Мои визиты к царю проходили одинаково. Пока ноги Александра парились в тазу, он расспрашивал меня о войне. Лицо царя выражало интерес, слушателем он оказался замечательным, и я не заметил, как рассказал все: начиная от обнаружения меня егерями голым у дороги, кончая сражением под Бородино. Более всего Александру понравилась история с захватом пушек у вестфальцев. Слушая ее, он хохотал.

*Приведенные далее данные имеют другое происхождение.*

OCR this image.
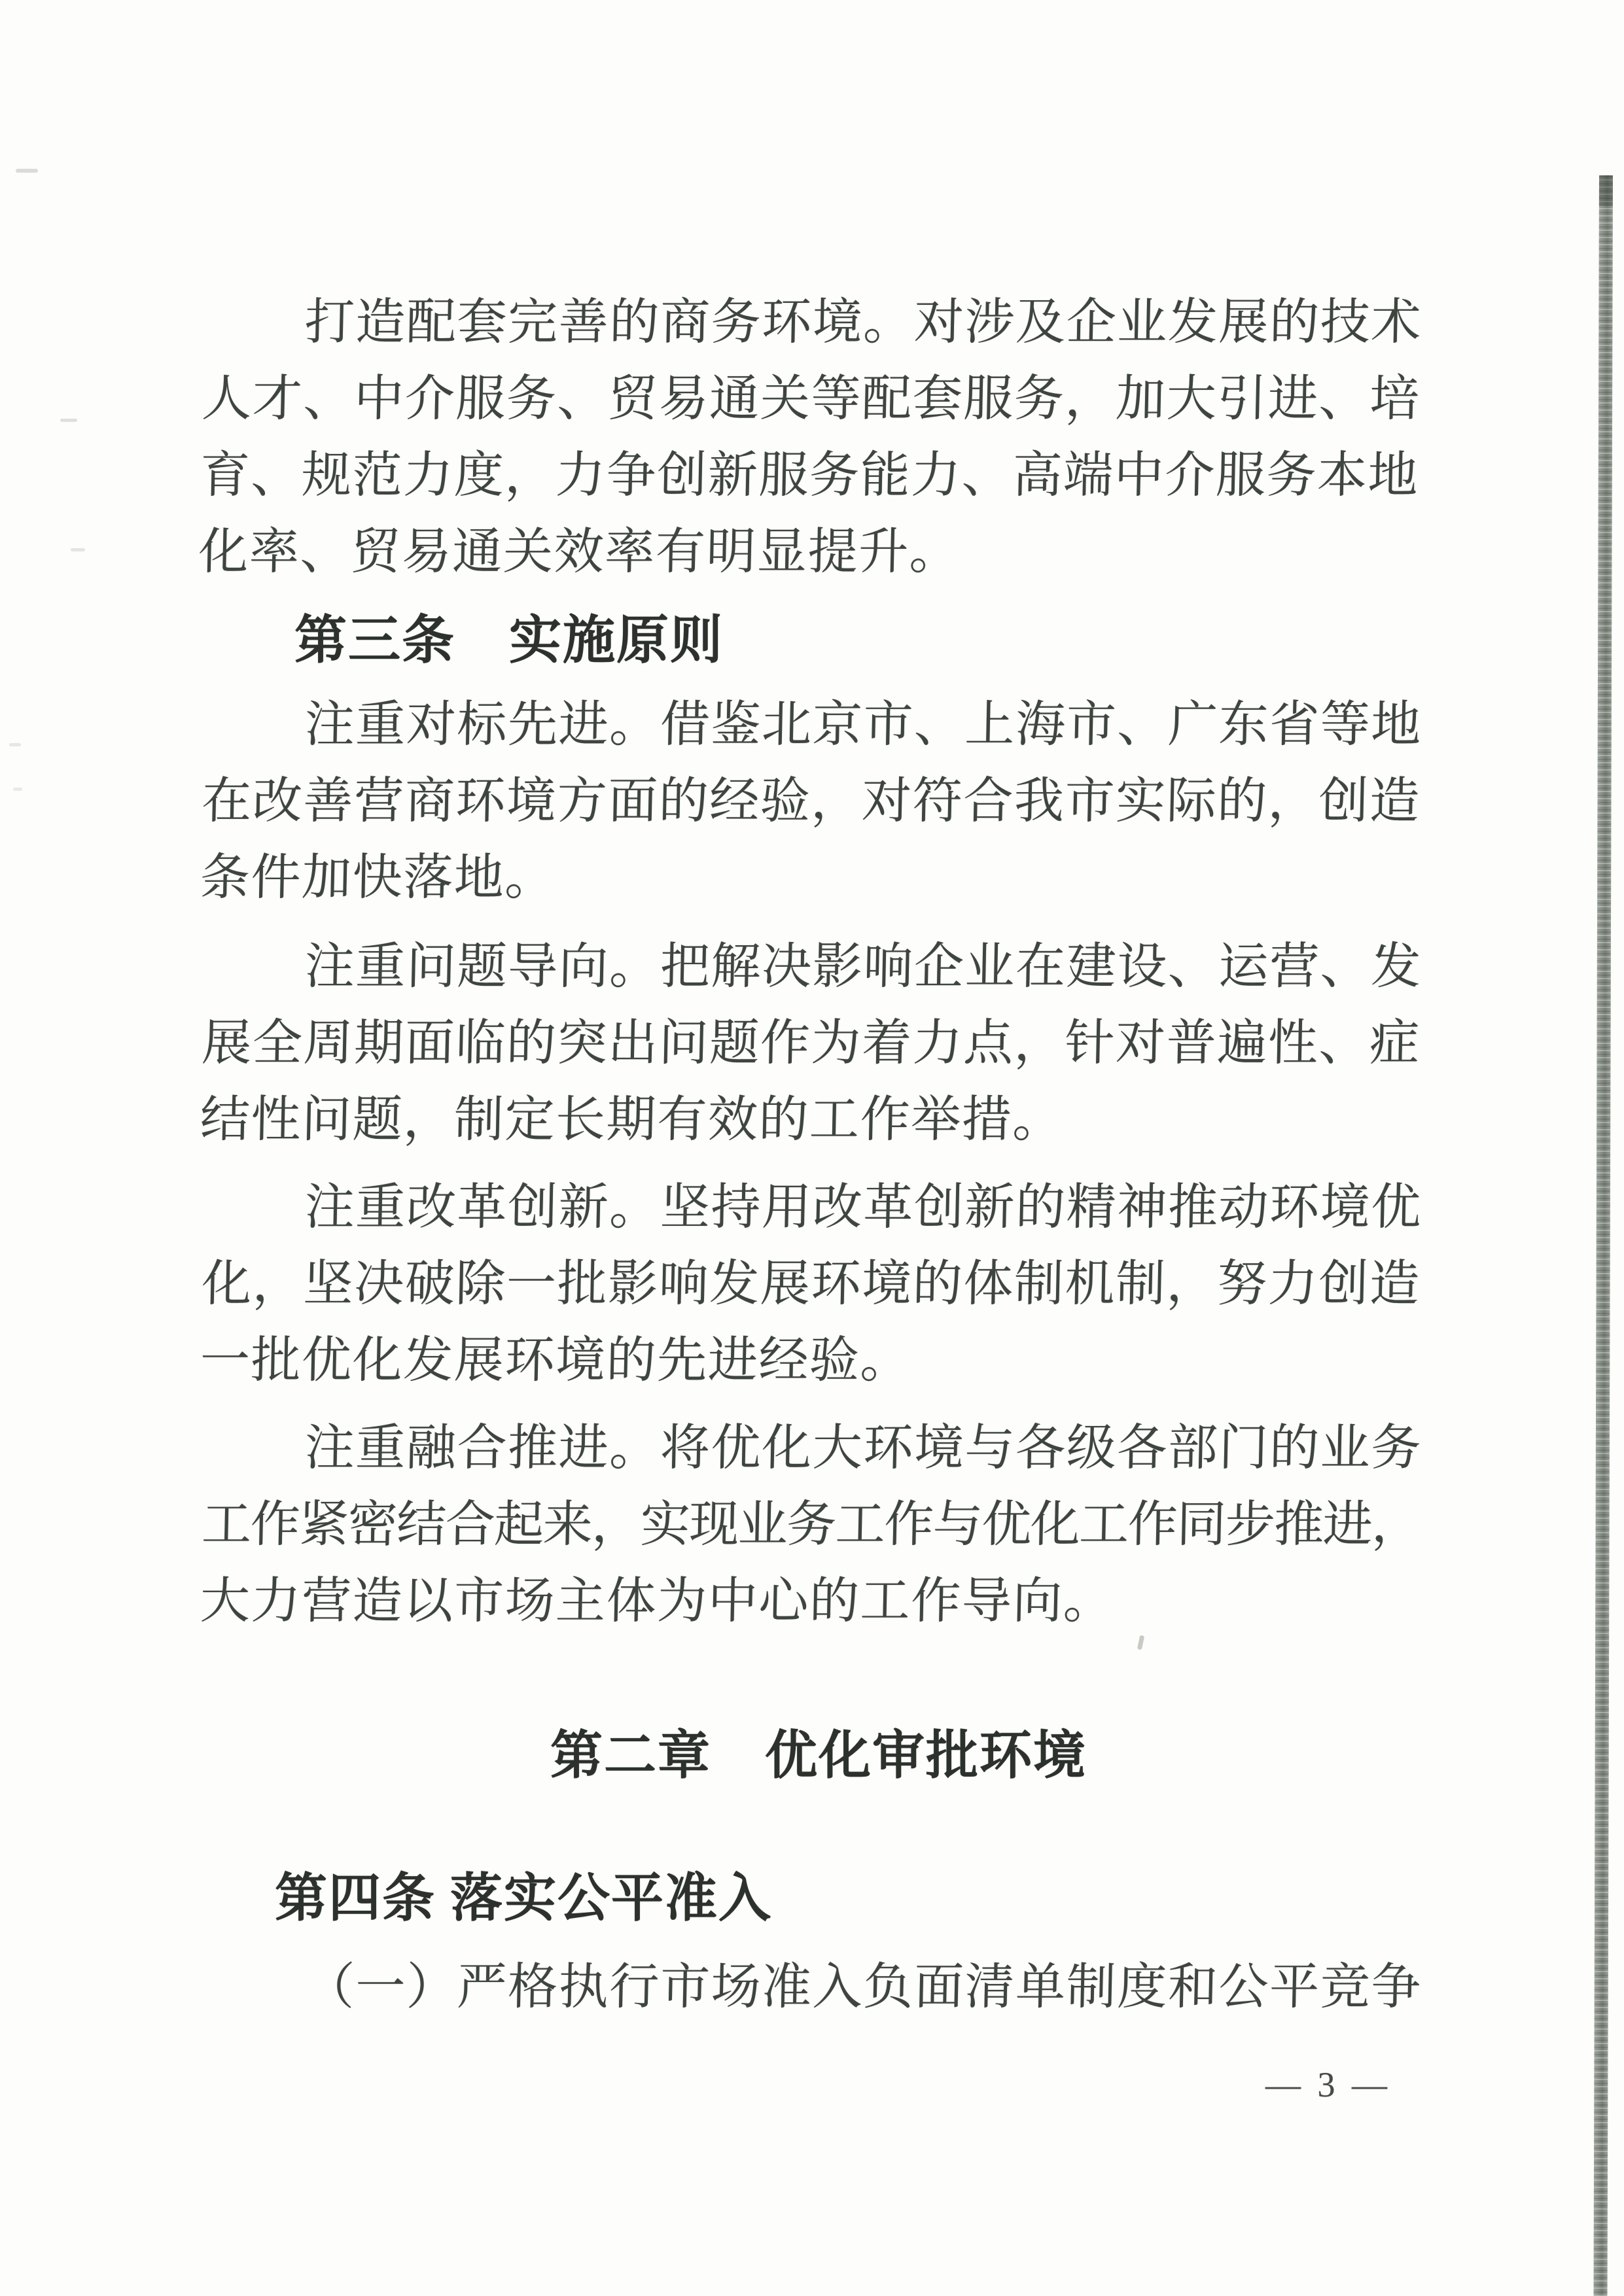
打造配套完善的商务环境。对涉及企业发展的技术
人才、中介服务、贸易通关等配套服务，加大引进、培
育、规范力度，力争创新服务能力、高端中介服务本地
化率、贸易通关效率有明显提升。
第三条　实施原则
注重对标先进。借鉴北京市、上海市、广东省等地
在改善营商环境方面的经验，对符合我市实际的，创造
条件加快落地。
注重问题导向。把解决影响企业在建设、运营、发
展全周期面临的突出问题作为着力点，针对普遍性、症
结性问题，制定长期有效的工作举措。
注重改革创新。坚持用改革创新的精神推动环境优
化，坚决破除一批影响发展环境的体制机制，努力创造
一批优化发展环境的先进经验。
注重融合推进。将优化大环境与各级各部门的业务
工作紧密结合起来，实现业务工作与优化工作同步推进，
大力营造以市场主体为中心的工作导向。
第二章　优化审批环境
第四条 落实公平准入
（一）严格执行市场准入负面清单制度和公平竞争
— 3 —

— Так и сказали? — спросил, вытерев слезы с глаз. — Ваши пушки нужны моему императору?

— Так точно, государь! — подтвердил я.

— А они подумали: Бонапарту, — засмеялся Александр. — Вы остроумный человек, Платон Сергеевич, и рассказчик замечательный. Как наградил вас за сей подвиг командующий армией?

— Никак, государь.

— Почему? — удивился император.

— Перед этим мне пришлось бросить пушки в Смоленске. Вывезти не было возможности, и мы их заклепали. Приказ о том был отдан мной. Князь решил, что я всего лишь вернул потерю.

— Погодите, Платон Сергеевич, — нахмурился Александр. — Из вашего рассказа следует, что в Смоленске вы были статским. Ведь так?

— Именно, государь.

— Как можно ставить в вину утрату пушек человеку, не состоящему на воинской службе? Странно.

— Князь был в своем праве, государь. Хоть и статский, но я командовал егерями.

— Еще одна странность, — не согласился царь. — Поручить офицерскую должность лекарю. Хотя тут надо признать: Багратион не ошибся. Как вам командующий? Что скажете о нем?

— Не дело подпоручику судить о генерале, — попытался соскочить я.

— И все же, Платон Сергеевич, — не отстал Александр. — Вы служили во французской армии под началом маршала Виктора, вам есть с кем сравнивать.

— Багратион — один из лучших наших генералов, государь. Опытный, храбрый и решительный. В армии его любят. Князь бывает горяч, но это не умаляет его полководческого дара.

— И в чем он проявился в компании этого года? — сощурился Александр.

— В беспримерном марше от западной границы для начала. Несмотря на усилия неприятеля, пытавшегося перехватить и разбить Вторую армию, князь благополучно вывел ее к Смоленску, где соединился с Первой, тем самым разрушив замысел Бонапарта. Войска Багратиона отважно бились под Смоленском, где им противостояли превосходящие в разы по численности французы. Благодаря этому удалось благополучно увести армию, вывезти раненых и запасенный в городе провиант. Противник был настолько впечатлен этим отпором, что не осмелился преследовать наши войска, дав им возможность оправиться, прийти в себя после долгих маршей и выбрать диспозицию для предстоящего сражения. А под Бородино армия Багратиона попала под основной удар войск Бонапарта, но устояла, удержав позицию.